Unknown Mission, Part Seven

Continued from Part Six

Snyder walked to the door of Sergeant Cutler’s office. He knocked. Footsteps raced, a door opened and closed.

Cutler called out, “Who is it?”

Hmm. Cutler hiding someone? Odd. Couldn’t be a woman. The army didn’t care, and Cutler didn’t seem interested in that kind of thing. “Sarge, it’s Snyder.”

“Come in.”

The door opened and Snyder entered.

Cutler said, “What’s going on?”

“It’s about Joey Parker. He was-”

Snyder lowered his voice. “A Christian fundamentalist. One day, we found him and his family dead. I remember they said it was poison. Do you know what that means?”

Cutler said, “I don’t know for sure-”

The closet door swung open and a man wearing a white suit and a huge diamond ring walked out. “Oh, yes you do, Cutler. Don’t cover it up.”

“Sarge isn’t lying.” Cutler was the only person he knew who had never lied. Body language always gave liars away.

“Either that, or ol’ Sarge here is as blind as a bat.” The man extended his hand. His ring glistened under the fluorescent light.

Snyder put a hand up. “Wait a second. Who are you, and what are you doing in Sarge’s closet?”

“A man unaccustomed to having to wait on non-commissioned officers. As to what I’m doing here, your guess is as good as mine. Ask your sergeant.”

Cutler sighed. “I’ve already told you, I don’t know.”

“As long as we’re all equally in the dark. Look, kid, I’ll give you the straight truth. Let me guess. This Fundamentalist kid’s family wasn’t tagged.”

“Yeah, that’s right.” Protestants had this weird idea a microchip implant containing one’s financial data could somehow be their precious mark of the beast. Such kookiness was partly why Grandma won. Couldn’t get it from the official source without blaspheming, true enough, but there were other means to come by them.

“And they didn’t buy their food from the grocery store?”

“No.” How did this guy know?

“Then I know who do it. America’s traitor in chief. May he rot in Hell.”

Snyder frowned. “Why would Ivan have poisoned him? He could’ve just hung him.”

“Oh, he didn’t do it directly, kid. Ivan Dimitrov played both sides of the fence in the black market food game. In the name of Imperial Justice, he burned our farms, seized our cattle, and killed our delivery men. At the same time, when he pushed us out, he went in.”

Snyder arched his eyebrow. “So? What’s the difference between one black marketer and another?”

“Kid, I want my clients to live. Dead people don’t buy groceries. Nothing but quality ingredients here. But Ivan, he didn’t care if they died. He got his stuff by buying up expired items from grocery stores.

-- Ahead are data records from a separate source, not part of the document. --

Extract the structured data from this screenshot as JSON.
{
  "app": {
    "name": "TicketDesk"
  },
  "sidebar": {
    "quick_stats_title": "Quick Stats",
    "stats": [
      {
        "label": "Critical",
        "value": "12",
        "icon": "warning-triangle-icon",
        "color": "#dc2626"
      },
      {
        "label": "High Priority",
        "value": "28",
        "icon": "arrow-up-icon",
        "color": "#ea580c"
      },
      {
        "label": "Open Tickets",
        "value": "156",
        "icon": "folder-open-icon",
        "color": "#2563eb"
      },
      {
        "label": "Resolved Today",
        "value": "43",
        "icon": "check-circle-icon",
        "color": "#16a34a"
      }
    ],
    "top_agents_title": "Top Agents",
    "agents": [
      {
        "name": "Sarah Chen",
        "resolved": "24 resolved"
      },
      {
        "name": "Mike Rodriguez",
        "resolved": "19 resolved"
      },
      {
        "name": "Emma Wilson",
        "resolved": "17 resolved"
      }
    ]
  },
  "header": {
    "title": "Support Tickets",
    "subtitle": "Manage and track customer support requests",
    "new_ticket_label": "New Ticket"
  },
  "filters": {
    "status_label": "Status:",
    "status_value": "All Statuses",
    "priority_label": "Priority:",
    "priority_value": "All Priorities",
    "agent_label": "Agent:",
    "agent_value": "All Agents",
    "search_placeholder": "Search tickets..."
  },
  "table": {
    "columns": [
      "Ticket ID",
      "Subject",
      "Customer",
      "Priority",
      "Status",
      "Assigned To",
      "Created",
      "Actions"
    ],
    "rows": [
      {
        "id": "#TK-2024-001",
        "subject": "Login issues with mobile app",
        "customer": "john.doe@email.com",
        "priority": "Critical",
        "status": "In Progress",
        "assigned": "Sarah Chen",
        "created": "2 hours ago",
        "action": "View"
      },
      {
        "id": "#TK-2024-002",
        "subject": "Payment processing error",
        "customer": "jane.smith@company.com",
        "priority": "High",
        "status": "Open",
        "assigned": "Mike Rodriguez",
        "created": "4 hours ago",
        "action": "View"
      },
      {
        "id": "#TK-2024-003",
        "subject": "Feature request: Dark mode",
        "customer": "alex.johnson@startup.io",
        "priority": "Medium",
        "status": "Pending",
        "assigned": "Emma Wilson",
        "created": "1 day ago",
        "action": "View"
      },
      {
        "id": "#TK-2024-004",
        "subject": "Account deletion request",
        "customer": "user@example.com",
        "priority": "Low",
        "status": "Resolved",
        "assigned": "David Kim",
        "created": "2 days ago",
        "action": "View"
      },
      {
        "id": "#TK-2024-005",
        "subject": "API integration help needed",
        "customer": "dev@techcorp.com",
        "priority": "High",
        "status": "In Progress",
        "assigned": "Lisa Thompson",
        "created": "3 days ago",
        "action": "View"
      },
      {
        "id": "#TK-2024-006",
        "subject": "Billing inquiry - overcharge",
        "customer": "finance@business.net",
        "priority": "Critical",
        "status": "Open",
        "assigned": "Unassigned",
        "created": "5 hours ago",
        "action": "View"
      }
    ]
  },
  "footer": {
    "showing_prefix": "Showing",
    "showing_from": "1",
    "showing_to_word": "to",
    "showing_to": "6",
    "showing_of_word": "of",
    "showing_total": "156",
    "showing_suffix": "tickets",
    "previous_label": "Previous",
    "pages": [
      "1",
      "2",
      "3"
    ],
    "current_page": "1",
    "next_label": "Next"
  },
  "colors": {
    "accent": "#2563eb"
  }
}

Some working for him believed Christians ought to be wiped from the face of the Earth, so they intentionally contaminated it. Buying groceries at a Dimitrov black market was like playing Russian Roulette. All done at the behest of your grand government.”

The mob boss looked back and forth between Snyder and Cutler. “Heck of an outfit you fellas signed up with, huh? Cutler, call me when you figure out what you’re doing. I’m not gonna wait forever.” The mob boss left the office and the door shut behind him.

“You know we should probably report that guy,” said Snyder.

Cutler shook his head. “Technically, but an underworld figure can prove a valuable informant, even in our day and age.”

“True. I wonder if there’s any proof of what he said?”

“If there is, you’ll find it.”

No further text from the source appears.